3 Elefantenklo: Fußgängerübergang mit drei nicht unschönen Löchern

4 Ulenspiegel (Seltersweg 55): Tanzbar mit schöner Anschrift

5 Botanischer Garten (Senckenbergstraße 8): vom Fachbereich Biologie der Universität betreuter Park

6 Woscht-Anna (Ostanlage/Ecke Moltkestraße): heute eigentlich "Beckers Bratwurst". Veganer Imbiss. Nein, nur Spaß, es gibt Wurst.
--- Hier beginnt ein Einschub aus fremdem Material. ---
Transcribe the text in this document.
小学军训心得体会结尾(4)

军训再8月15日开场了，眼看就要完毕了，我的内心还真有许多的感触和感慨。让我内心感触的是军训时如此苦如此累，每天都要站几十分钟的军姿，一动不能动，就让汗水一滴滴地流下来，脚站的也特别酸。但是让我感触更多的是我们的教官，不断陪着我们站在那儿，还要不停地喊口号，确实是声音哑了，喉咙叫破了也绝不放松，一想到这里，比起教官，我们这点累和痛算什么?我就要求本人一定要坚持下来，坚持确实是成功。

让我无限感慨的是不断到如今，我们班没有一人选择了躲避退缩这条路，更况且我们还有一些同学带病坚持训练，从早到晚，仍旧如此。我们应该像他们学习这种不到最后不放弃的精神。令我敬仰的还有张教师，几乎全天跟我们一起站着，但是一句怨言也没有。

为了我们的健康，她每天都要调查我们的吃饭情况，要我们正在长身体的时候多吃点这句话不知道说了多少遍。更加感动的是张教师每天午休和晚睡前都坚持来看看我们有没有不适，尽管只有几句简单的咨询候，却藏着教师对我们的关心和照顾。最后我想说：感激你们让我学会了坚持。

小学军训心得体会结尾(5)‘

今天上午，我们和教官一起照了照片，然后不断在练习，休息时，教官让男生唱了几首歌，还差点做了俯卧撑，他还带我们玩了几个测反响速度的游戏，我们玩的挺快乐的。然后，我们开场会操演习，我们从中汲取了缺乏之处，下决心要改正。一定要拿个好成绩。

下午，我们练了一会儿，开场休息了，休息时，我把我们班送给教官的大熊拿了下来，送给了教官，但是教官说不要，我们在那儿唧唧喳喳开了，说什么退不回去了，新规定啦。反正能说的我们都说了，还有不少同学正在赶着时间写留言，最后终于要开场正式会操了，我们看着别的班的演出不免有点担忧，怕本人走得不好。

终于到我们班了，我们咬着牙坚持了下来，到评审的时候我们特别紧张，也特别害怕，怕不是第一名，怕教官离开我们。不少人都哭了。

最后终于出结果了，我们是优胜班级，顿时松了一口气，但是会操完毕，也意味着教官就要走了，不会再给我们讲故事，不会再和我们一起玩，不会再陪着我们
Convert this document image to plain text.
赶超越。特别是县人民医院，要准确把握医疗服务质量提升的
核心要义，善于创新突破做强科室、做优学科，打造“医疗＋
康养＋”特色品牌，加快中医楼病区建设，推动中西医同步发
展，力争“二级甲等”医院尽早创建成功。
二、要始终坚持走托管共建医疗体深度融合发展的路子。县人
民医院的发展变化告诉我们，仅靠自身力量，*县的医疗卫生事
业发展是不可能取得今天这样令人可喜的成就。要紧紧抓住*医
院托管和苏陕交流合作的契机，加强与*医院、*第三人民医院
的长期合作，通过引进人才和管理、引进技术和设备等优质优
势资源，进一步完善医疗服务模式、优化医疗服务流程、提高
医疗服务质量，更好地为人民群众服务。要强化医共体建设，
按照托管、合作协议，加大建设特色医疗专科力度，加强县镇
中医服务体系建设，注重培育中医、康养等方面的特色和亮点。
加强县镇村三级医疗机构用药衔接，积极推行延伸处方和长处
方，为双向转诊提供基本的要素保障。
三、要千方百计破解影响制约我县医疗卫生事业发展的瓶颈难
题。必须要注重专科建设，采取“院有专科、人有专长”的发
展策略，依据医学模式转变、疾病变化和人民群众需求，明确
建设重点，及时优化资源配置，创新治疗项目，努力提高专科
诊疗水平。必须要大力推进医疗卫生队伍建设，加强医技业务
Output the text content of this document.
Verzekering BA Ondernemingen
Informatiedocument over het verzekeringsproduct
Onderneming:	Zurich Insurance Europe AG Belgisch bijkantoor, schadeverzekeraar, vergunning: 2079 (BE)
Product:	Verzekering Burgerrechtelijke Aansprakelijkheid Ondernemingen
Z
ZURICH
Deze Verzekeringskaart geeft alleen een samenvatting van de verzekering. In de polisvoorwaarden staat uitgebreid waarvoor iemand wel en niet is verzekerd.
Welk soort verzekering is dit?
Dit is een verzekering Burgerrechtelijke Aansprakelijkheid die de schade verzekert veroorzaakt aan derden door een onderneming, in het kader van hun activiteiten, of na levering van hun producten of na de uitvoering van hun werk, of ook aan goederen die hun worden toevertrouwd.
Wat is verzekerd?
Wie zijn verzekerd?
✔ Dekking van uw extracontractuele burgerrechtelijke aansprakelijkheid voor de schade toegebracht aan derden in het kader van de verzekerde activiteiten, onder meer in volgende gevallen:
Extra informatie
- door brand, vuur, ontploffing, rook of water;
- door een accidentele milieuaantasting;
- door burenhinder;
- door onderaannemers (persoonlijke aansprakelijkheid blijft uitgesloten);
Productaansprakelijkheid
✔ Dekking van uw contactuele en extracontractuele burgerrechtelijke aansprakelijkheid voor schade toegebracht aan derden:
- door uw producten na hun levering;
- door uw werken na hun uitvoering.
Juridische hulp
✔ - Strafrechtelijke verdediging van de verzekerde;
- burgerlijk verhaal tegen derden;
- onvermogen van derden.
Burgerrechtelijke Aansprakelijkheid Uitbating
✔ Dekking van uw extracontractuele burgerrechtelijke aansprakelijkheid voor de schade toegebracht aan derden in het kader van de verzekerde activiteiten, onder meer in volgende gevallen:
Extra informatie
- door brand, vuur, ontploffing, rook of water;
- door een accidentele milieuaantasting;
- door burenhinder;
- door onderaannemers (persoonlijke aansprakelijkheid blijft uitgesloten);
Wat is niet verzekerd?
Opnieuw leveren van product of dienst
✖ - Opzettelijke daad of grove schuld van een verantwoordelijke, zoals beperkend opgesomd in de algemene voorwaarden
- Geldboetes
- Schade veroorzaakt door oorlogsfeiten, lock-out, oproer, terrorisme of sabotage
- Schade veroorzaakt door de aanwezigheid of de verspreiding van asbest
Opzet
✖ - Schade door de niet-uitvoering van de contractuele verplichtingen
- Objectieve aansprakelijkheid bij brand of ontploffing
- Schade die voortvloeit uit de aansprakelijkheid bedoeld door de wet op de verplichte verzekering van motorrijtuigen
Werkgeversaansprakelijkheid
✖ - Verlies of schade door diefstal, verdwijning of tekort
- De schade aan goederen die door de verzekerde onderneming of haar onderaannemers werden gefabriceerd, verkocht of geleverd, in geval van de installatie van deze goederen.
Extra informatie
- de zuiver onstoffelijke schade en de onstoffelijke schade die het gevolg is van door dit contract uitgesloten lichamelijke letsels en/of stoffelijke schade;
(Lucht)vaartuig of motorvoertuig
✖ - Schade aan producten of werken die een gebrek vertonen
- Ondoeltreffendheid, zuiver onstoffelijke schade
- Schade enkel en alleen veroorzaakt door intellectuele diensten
7 Neues Schloss und Zeughaus (Senckenbergstraße 3): gehört zur Universität. Früher gab es hier einen Karzer für sauffreudige Studenten.

8 Hawwerkasten (Landgraf-Philipp-Platz 9): oberhessische Küche

9 Badenburg (Inselweg 22): Dort schrieb Georg Büchner seinen Hessischen Landboten. Heute kann man was essen.